My ex H had 2 affairs (that I know of).
It's very understandable that you are still having difficulties letting go--you were together for a long time.
I'm still having to respond to others' posts since I cannot see the "reply" button on the original, sheesh.
You don't just stop being someone's W just like that. Even after I left my xH, I had to fight wanting to take care of him. It was so easy falling back into that care giver mode. One of my friends told me I needed to stop acting like his W or it would never be over. It was hard to derail those habitual responses and to change my role in his life. At the time I went between hating him and feeling nothing for him, but I still had the compulsion to take care of him. Talk about mixed messages. In a way, I was being cruel to him because he would never move on as long as he thought there was a chance.
So, I stopped talking to him except for things we had to talk about. It he tried to talk about anything beside money, the divorce, or the kids, I told him I was not going to talk about that, and changed the subject. If he didn't get the hint, I ended the conversation.
It is that simple, but it is deceptively hard. You are used to being his soft place to land, it is part of who you are, it is what you do. He lost the right for you to care for him in this way when he left you. He is no longer your H and you are no longer his W, so stop acting like it.

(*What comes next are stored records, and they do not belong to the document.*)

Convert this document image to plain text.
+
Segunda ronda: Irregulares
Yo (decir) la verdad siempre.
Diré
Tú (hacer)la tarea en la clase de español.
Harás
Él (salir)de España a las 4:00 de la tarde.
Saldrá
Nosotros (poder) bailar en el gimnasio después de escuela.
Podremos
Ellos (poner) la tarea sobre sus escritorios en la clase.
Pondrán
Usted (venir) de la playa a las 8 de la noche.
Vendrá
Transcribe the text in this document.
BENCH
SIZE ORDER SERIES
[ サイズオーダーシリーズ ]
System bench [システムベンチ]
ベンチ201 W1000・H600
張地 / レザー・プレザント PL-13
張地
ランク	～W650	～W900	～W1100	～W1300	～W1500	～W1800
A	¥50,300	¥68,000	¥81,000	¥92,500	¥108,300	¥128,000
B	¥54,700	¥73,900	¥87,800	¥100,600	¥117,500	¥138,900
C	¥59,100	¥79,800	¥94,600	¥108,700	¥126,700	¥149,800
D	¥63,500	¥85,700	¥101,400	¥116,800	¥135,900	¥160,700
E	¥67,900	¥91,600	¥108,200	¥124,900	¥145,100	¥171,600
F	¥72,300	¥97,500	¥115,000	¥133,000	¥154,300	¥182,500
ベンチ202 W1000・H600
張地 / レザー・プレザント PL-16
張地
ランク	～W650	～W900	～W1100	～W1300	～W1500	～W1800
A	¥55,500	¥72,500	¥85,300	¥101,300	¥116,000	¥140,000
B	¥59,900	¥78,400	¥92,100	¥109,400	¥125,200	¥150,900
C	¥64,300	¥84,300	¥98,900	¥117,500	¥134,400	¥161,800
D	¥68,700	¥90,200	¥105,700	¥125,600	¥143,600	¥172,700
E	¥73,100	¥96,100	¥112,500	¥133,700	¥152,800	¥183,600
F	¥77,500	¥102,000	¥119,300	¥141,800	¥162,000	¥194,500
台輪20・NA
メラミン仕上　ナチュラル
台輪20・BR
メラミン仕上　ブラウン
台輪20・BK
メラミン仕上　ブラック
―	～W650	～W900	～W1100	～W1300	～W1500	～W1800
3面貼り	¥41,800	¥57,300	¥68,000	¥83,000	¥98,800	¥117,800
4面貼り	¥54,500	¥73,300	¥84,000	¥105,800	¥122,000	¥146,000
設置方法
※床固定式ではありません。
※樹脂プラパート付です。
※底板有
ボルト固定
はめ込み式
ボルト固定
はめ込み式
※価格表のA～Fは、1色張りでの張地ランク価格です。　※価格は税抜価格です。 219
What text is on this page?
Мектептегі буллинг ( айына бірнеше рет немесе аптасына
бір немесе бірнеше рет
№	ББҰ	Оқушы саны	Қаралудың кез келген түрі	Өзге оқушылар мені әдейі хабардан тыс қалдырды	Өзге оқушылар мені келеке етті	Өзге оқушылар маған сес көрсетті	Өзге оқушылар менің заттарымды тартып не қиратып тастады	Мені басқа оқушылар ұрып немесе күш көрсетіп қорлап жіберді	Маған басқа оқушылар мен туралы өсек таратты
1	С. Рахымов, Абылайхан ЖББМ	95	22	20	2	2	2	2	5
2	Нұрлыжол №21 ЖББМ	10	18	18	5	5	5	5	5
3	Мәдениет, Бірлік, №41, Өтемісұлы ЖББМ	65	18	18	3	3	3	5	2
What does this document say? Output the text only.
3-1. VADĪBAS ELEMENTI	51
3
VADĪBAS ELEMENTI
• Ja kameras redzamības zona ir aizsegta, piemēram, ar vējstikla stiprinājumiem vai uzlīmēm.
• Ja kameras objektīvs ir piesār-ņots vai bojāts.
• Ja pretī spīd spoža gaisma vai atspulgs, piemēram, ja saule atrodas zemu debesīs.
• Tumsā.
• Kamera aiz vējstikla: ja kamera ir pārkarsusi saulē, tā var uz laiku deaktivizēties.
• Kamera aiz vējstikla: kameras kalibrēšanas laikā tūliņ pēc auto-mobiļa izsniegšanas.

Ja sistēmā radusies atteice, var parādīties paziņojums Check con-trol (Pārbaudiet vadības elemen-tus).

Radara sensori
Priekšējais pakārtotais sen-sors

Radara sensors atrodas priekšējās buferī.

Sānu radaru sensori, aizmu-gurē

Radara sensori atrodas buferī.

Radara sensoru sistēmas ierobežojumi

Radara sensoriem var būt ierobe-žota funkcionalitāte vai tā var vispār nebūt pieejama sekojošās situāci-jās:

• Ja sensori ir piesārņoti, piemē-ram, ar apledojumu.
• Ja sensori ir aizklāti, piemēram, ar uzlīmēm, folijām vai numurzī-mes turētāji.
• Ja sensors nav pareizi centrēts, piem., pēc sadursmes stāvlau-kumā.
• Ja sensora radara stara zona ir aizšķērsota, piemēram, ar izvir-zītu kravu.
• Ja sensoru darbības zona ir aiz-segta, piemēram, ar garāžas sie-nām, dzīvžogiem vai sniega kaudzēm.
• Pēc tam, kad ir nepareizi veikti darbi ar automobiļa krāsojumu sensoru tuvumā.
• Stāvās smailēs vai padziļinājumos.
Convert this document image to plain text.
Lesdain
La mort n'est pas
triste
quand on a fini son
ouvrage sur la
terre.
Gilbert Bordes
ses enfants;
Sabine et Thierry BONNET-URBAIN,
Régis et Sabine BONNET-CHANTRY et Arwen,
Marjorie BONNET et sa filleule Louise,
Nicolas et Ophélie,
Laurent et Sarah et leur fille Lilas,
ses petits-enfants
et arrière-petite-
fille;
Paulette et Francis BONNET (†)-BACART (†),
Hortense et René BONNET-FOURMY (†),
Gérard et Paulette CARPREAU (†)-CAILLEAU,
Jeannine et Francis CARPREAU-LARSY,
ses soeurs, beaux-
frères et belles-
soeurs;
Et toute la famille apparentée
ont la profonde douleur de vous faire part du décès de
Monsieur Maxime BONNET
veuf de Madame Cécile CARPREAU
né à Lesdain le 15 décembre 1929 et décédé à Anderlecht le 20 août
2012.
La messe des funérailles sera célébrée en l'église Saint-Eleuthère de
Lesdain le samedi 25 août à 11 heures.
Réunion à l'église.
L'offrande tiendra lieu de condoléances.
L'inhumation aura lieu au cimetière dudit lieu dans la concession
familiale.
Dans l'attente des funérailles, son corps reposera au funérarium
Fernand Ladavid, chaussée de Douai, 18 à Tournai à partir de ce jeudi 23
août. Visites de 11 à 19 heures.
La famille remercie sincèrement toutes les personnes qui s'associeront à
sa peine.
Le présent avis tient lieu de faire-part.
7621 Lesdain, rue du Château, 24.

Another hard lesson is that when you have been with someone so long, you can't be friends when you break up, at least not right away. You need a break from him so you can learn who you are without him, so you can figure out what it is not to be his W. Once you do that, maybe then you can be friends. This is why after an A, the APs cannot go back to being just friends. It is too easy to step back into those old roles.
You simply have to stop talking to him. Do not reply to anything verbally or through email or text that is personal. Only respond to what is absolutely necessary if there is anything necessary left to talk about. If you need to, have a friend or family member read his email or other forms of communication just to see if there is anything you have to respond to and then delete, delete, delete. Once all of the business you need to complete with him is done, block his email and his phone. In the mean time, unfriend him and set everything to private. He doesn't need to know what is going on in your life anymore.
He has made a choice here. You do him no favors by protecting him from the natural consequences of no longer having you as his soft place to land. Lets face it, he only wants a warm bed until the next lover comes along. He hasn't changed and he won't change unless he has a reason to.
Your words and advice make so much sense to me.